4. Patient: Yes, initially I was spending a little time with the doctors but now I spend a lot of time with the doctors.

#### Theme: Stigma and psychosocial support

*Subtheme: Stigma related to CGM* 

5. Provider: I think that has reminded me of the boy in the school. His friends were interested to know what he was wearing … we had gone and talked to the teachers but we could not talk to the whole school, so other students were interested to know what was going on … the boys would react differently. Others were okay with it and tell them it’s … for glucose monitoring. But others … were offended, why do they ask me these questions? Why do they want to see this? I feel that one of the boys was very affected in the sense that he mentioned that he was not comfortable bringing that to the class. So, after discussion, we changed the position, instead of putting it in the arm we put it in the abdomen so that others will not see it. We always advise him not to bring in the receiver, you can keep it in the back, and then you have your shirt covering the sensor.

6. Provider: The other case that we think we experience was not necessarily the case of stigma per se but I think it was just a young lady who faced some resistance from her boyfriend was not happy to have her chip. She stopped wearing it and the decision had been made that she just bring the chip to the clinic. We don’t necessarily look at it as a case of stigma, but it was a unique case.

7. Patient: The only problem was the beeping sound the CGM produces when glucose levels are too high or too low. I get many questions from people about the beeping sound, it makes me uncomfortable.

*Subtheme: Friends/family support* 

8. Patient: I inject insulin three times every day with the help of my husband. This is done in the morning, afternoon and night.

9. Patient: The only time that they help in monitoring my CGM is when am not feeling okay. So in such cases they spend their nights with me so that we can monitor together during the night.

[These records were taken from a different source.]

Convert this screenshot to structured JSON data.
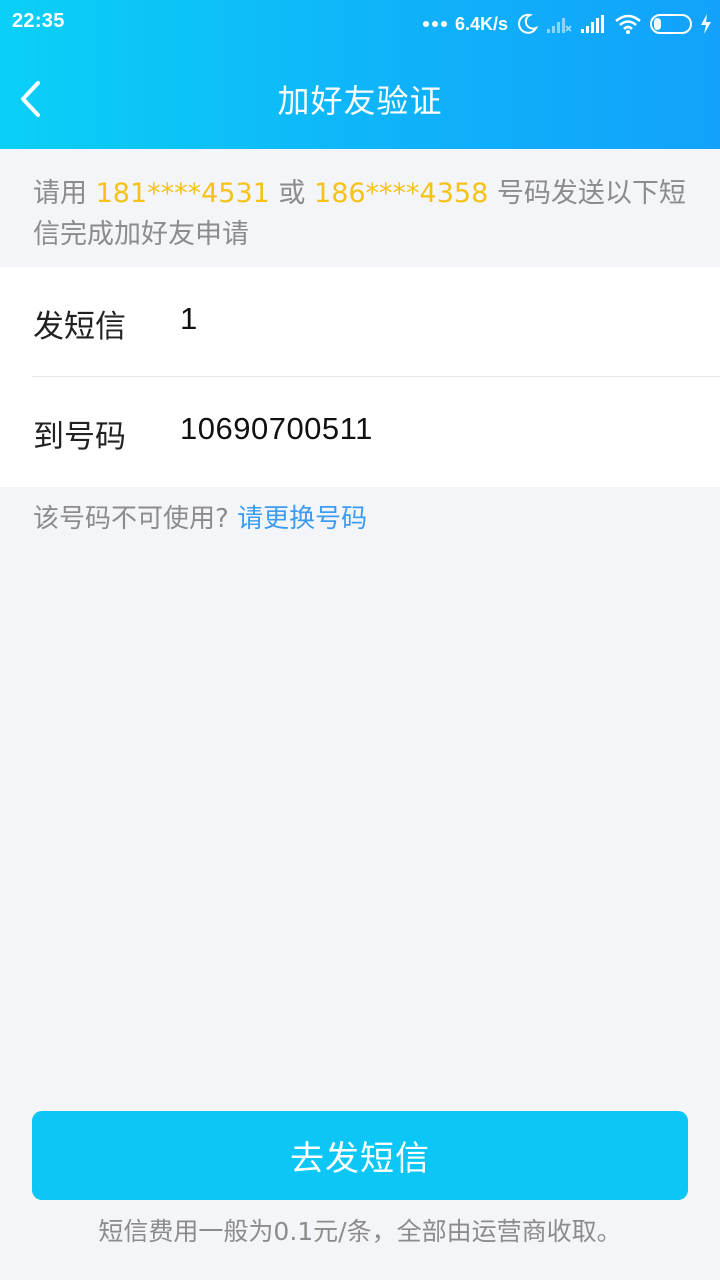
{
  "status_bar": {
    "time": "22:35",
    "net_speed": "6.4K/s",
    "battery_level": "29",
    "battery_fraction": 0.29,
    "icons": [
      "dots-icon",
      "moon-icon",
      "signal-x-icon",
      "signal-icon",
      "wifi-icon",
      "battery-icon",
      "charging-icon"
    ]
  },
  "nav": {
    "title": "加好友验证",
    "back_icon": "chevron-left-icon"
  },
  "notice": {
    "prefix": "请用 ",
    "phone1": "181****4531",
    "mid": " 或 ",
    "phone2": "186****4358",
    "suffix": " 号码发送以下短信完成加好友申请"
  },
  "details": {
    "rows": [
      {
        "label": "发短信",
        "value": "1"
      },
      {
        "label": "到号码",
        "value": "10690700511"
      }
    ]
  },
  "hint": {
    "text": "该号码不可使用? ",
    "link": "请更换号码"
  },
  "action": {
    "send_label": "去发短信",
    "fee_note": "短信费用一般为0.1元/条，全部由运营商收取。"
  },
  "colors": {
    "header_start": "#0ad0f7",
    "header_end": "#12a2fb",
    "highlight": "#f5c219",
    "link": "#3d9cf0",
    "button": "#0cc6f5"
  }
}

#### Theme: Clinical management

*Subtheme: Clinical decision making* 

10. Provider: One change we made was in a nine year old. At visits their sugars were high. We kept adding insulin but now with the CGM we could see that sugars were low at night. So we reduced the night doses of insulin and increasing the ones in the morning, improving his sugar control.

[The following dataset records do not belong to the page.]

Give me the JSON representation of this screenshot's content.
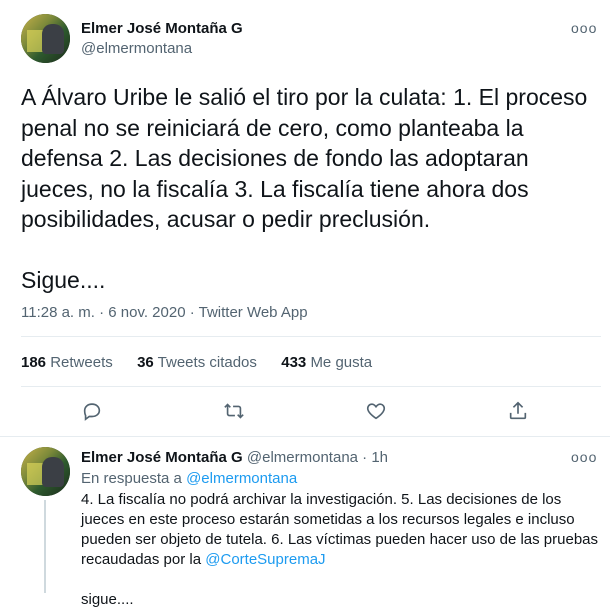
{
  "main_tweet": {
    "author_name": "Elmer José Montaña G",
    "author_handle": "@elmermontana",
    "more_label": "ooo",
    "text_lines": [
      "A Álvaro Uribe le salió el tiro por la culata: 1. El proceso",
      "penal no se reiniciará de cero, como planteaba la",
      "defensa 2. Las decisiones de fondo las adoptaran",
      "jueces, no la fiscalía 3. La fiscalía tiene ahora dos",
      "posibilidades, acusar o pedir preclusión."
    ],
    "text_tail": "Sigue....",
    "timestamp": "11:28 a. m. · 6 nov. 2020 · Twitter Web App",
    "stats": [
      {
        "count": "186",
        "label": "Retweets"
      },
      {
        "count": "36",
        "label": "Tweets citados"
      },
      {
        "count": "433",
        "label": "Me gusta"
      }
    ]
  },
  "reply_tweet": {
    "author_name": "Elmer José Montaña G",
    "author_handle": "@elmermontana",
    "separator": "·",
    "time": "1h",
    "more_label": "ooo",
    "in_reply_prefix": "En respuesta a",
    "in_reply_handle": "@elmermontana",
    "text_lines": [
      "4. La fiscalía no podrá archivar la investigación. 5. Las decisiones de los",
      "jueces en este proceso estarán sometidas a los recursos legales e incluso",
      "pueden ser objeto de tutela. 6. Las víctimas pueden hacer uso de las pruebas"
    ],
    "last_line_prefix": "recaudadas por la",
    "last_line_mention": "@CorteSupremaJ",
    "cut_line": "sigue...."
  },
  "actions": [
    "reply-icon",
    "retweet-icon",
    "like-icon",
    "share-icon"
  ],
  "colors": {
    "link": "#1d9bf0",
    "secondary": "#536471",
    "text": "#0f1419"
  }
}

*Subtheme: Self-intervention* 

11. Provider: Okay, the first thing is they are able to check or monitor their blood sugar level 24 hours a day. This helps them improve their self-care knowledge and understanding of hyperglycemia, they are able to see the signs of hyperglycemia and what happens when they eat foods. So CGM was an opportunity to have real time knowledge. So okay … let me take a drink of coke and see what will happen. They see the graph is going up and the alarm goes off …. Then oh yeah really coca cola increases the blood sugar. Okay my blood sugar is above 200 and there is an alarm, let me take a cup of water and see. They will take a cup of water and sees the graph is going down. Yeah now they are able to make a clear solution and say okay when I see this, when I feel this it really means my blood sugar is going low. When I see this or feel this my blood sugar is going high. CGM guides them on what to eat at that time.

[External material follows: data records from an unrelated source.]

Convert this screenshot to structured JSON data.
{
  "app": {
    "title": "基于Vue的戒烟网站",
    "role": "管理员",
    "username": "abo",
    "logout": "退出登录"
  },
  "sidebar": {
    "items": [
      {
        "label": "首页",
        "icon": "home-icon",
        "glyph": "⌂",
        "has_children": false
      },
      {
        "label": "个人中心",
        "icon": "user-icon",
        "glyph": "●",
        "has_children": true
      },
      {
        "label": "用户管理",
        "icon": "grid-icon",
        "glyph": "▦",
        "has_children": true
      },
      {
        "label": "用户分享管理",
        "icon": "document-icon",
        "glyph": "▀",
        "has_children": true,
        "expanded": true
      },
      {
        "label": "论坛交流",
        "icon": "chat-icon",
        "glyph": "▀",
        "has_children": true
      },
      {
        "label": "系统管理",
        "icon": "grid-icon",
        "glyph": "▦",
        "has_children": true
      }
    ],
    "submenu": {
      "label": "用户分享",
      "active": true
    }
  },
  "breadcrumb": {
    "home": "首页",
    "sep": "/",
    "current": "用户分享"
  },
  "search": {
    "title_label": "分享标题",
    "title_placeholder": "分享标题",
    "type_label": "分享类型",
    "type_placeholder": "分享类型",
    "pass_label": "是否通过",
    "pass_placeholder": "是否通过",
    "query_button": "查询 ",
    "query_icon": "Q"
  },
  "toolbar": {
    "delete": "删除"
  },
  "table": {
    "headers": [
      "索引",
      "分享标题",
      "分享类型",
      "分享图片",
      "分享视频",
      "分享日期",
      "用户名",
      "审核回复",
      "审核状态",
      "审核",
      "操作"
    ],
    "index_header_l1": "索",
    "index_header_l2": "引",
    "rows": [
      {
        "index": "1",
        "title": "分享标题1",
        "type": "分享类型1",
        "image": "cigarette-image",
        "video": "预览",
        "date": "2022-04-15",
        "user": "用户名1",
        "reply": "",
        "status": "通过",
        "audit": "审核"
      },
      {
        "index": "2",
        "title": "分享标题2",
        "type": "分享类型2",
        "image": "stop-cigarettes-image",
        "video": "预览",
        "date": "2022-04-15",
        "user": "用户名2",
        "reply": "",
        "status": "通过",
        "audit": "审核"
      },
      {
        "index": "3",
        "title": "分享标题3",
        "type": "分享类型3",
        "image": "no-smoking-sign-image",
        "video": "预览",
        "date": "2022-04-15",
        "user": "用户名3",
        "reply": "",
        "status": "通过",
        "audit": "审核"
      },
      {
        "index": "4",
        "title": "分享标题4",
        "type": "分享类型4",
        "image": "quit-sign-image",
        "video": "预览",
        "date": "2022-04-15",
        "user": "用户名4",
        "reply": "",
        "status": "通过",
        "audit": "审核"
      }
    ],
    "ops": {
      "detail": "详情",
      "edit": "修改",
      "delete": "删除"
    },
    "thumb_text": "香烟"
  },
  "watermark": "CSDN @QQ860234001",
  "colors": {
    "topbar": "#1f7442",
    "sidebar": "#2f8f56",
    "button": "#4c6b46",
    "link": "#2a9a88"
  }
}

12. Patient: Yes, because I was given the CGM so it is easy for me to check my glucose levels since I go with it everywhere I go.

#### Theme: Device usage

*Subtheme: Beeping* 

13. Provider: Some reported alarms and knowing what was happening to their blood was irritating. It was better for them not to know.

*Subtheme: 10-day expiration* 

14. Provider: Coming into the hospital for sensor changes was a challenge. We provided money for transport, so for people who lived close it was okay but for some those who are living far couldn’t afford to come every 10 days.

*Subtheme: Ability to read CGM* 

15. Provider: Yeah on that one we have mixed feedback. Some they find it easier. They are able to read. Because the CGM language is English, there is no Chichewa. [S]ome due to their literacy mess up the settings because of the touch screen. Then they will be like oh what is going to happen with my receiver? They end up messing up everything … they're coming in just because they cannot read what is on the receiver because it’s English and them some they never went to school. Some they went to school, but they never went far. They dropped in primary school in their classes.

16. Patient: It was sometimes hard for me to see the CGM reading properly because when blood glucose levels are high I experience blurry vision.

17. Patient: There were no serious problems. The only problem that I have encountered is that the CGM is designed in English only, so for some of us it is difficult to understand some of the things because we don’t know how to read English. For example, in our family it is only her father who knows how to read and write in English so he is the only one that really understands some of the things that are written in the CGM.

18. Provider: And some the other challenge they mentioned was they can't read the numbers on the glucometers and they can't record the same in the log book, so they get to have someone at home who can read them glucometer and is able to write the same in the logbook. So the time we started implementing the use of glucometers, we had some who even come to return the glucometer who say okay my child is the one reading the glucometer and do the recording in the logbook but now my child is going somewhere else for school. There’s no one at home who will be doing this for me. Yeah, we are able to do the consent … to say okay then just do it. Don't read or record. Whenever you come here, you will be able to retrieve the data from your glucometer and it transfer it into your log book.

*Subtheme: Accuracy and reliability* 

19. Patient: Last week I came to the hospital with her because the CGM that she was given was showing that her blood glucose levels were very low for about 3 to 4 days, then I gave her some sugar and candies to eat. Then it was on Tuesday that I decided to take her to the hospital because there was no any change despite the sugar and the candies that I was giving her. Upon being diagnosed/screened at the hospital the results turned out contrary (sugar levels were too high up to 600 plus) to what the CGM as well as the signs that she was showing for the past 4 days.

*Subtheme: Adhesion* 

20. Provider: And the with the use of CGM, there is no that pain, but with CGM, I did not meet anyone who developed some complications. Yeah, only few maybe like minor rashes around the area where we put the sensor. But not something worrisome. Yeah it was one… But the rest, everything was just OK.

*Subtheme: Solar chargers* 

21. Provider: Solar chargers were not just used for charging CGM. They were used for lightbulbs in the house and charging phones too. This is something they were very happy about.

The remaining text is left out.